I report here the problem: Let $X$ be a space which has a universal covering space. If $(X_1,p_1)$ is a covering space of $X$ and $(X_2,p_2)$ is a covering space of $X_1$, then $(X_2,p_1 \circ p_2)$ is a covering space of $X$.
We see easily that $p_1 \circ p_2$ are
continuous and surjective. Let $(\tilde X,r)$ be the universal covering space. By the theory we know that $\tilde X$ is also covering space of both $X_1$ and $X_2$, we call them $(\tilde X,r_1)$ and $(\tilde X,r_2)$
respectively. Thus, $(p_1 \circ p_2) \circ r_2=r$. Now, I have no idea how to procede. I know that, if $x \in X$ I have to find an elementary neighbourhood of $x$ and I suppose I can build it using elementary neighbourhoods of $x$ seen with the map $r$ and $p_1$ but I don't know how.
Best Answer
You have to use the universal property of the universal covering space.
Let $(X, x)$ be the base space, $p_1 \colon (X_1, x_1) \to (X, x)$ be the first covering map and $p_2 \colon (X_2, x_2) \to (X_1, x_1)$ be the second one. Also, let $u \colon (U, u) \to (X, x)$ be the universal covering map.
Then there exists a unique covering map $q_1 \colon (U, u) \to (X_1, x_1)$ such that $p_1 q_1 = u$, and there exists a unique covering map $q_2 \colon (U, u) \to (X_2, x_2)$ such that $p_2 q_2 = q_1$.
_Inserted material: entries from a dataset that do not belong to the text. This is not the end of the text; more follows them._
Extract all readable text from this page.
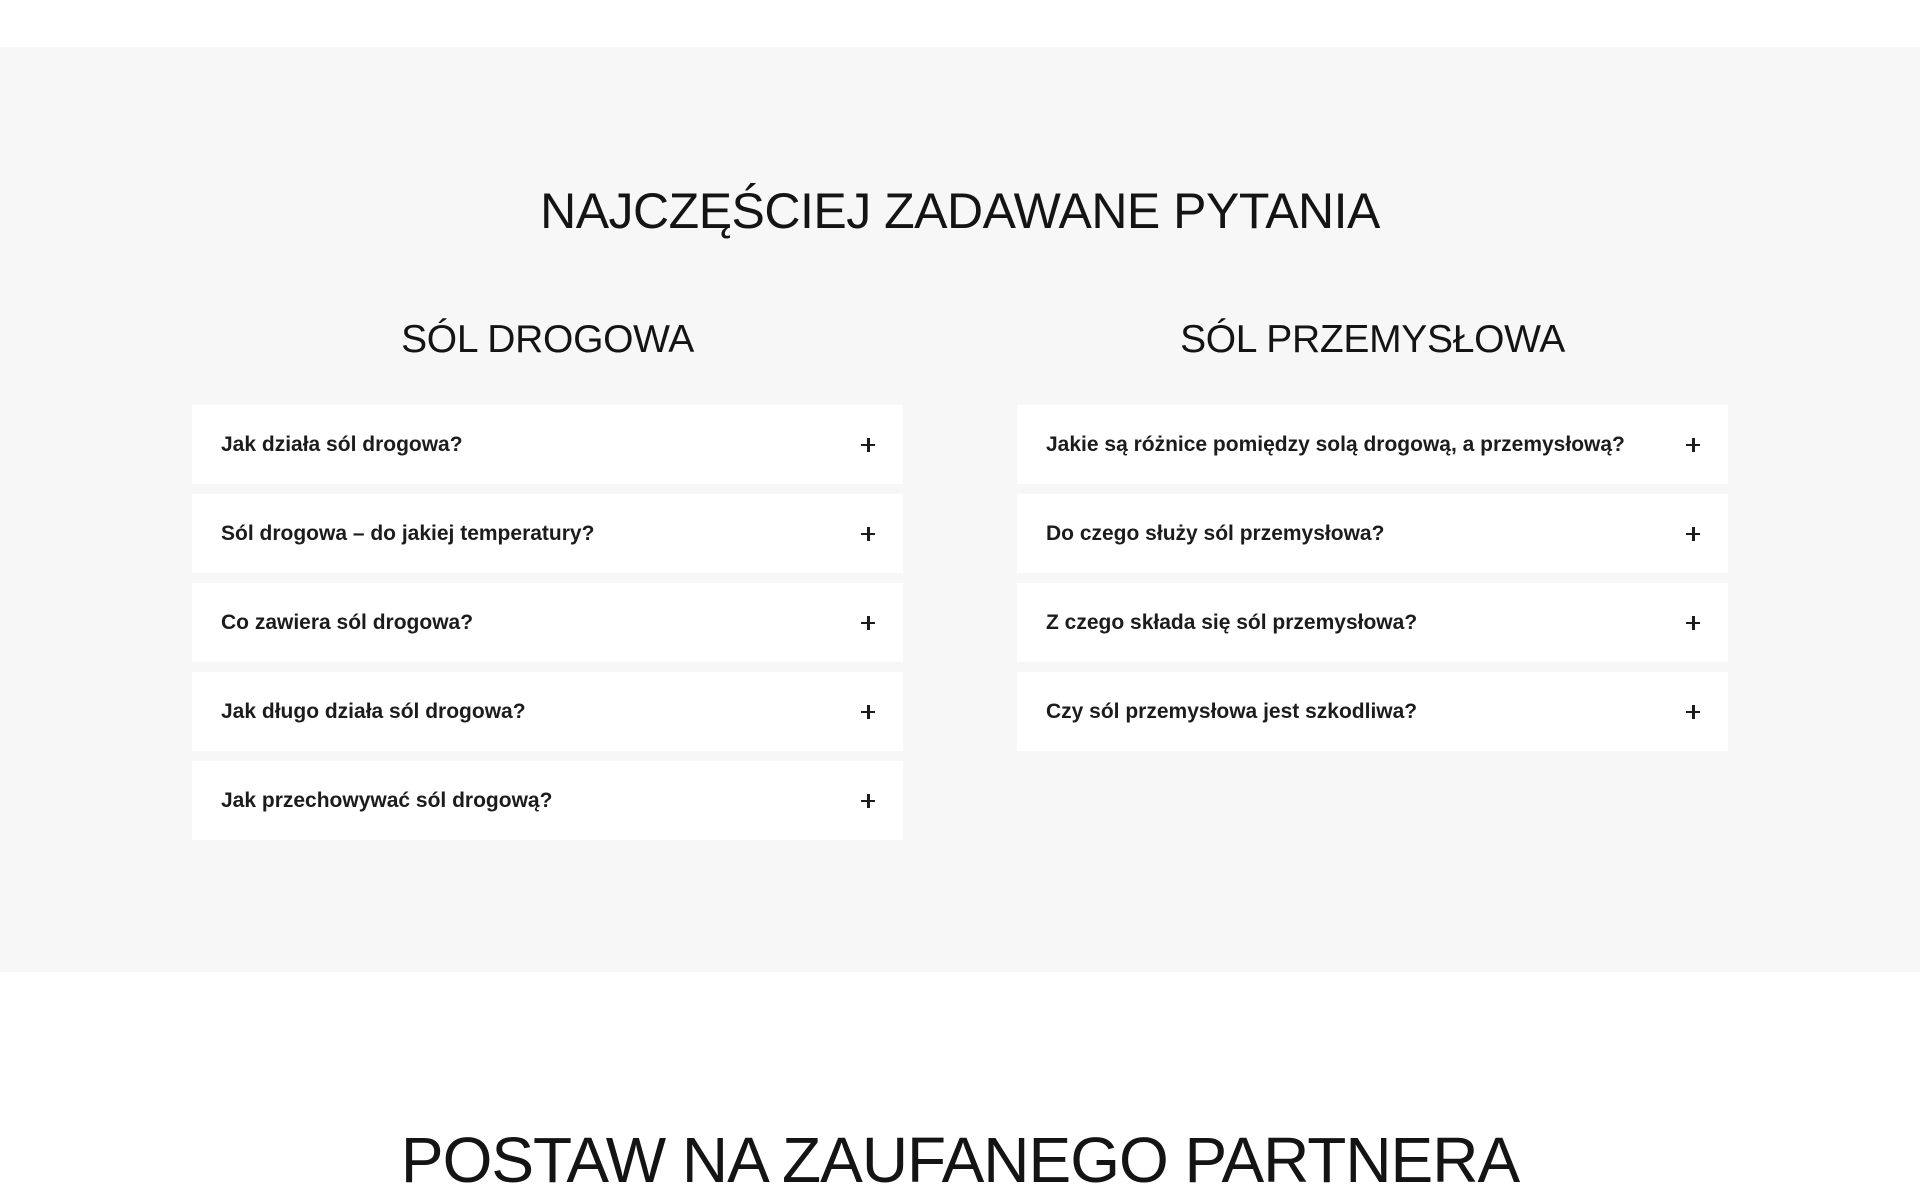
NAJCZĘŚCIEJ ZADAWANE PYTANIA
SÓL DROGOWA
Jak działa sól drogowa?
Sól drogowa – do jakiej temperatury?
Co zawiera sól drogowa?
Jak długo działa sól drogowa?
Jak przechowywać sól drogową?
SÓL PRZEMYSŁOWA
Jakie są różnice pomiędzy solą drogową, a przemysłową?
Do czego służy sól przemysłowa?
Z czego składa się sól przemysłowa?
Czy sól przemysłowa jest szkodliwa?
POSTAW NA ZAUFANEGO PARTNERA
This means that $u = (p_1 p_2) q_2$, $u$ and $q_2$ are covering maps, hence $p_1 p_2$ is a covering map by the following:
Lemma (Topology - Munkres, 80.2) Assume that your spaces are path connected and locally path connected. Let $f = gh$ be continuous maps, and assume that $f$ is a covering map. Then $g$ is a covering map if and only if $h$ is a covering map.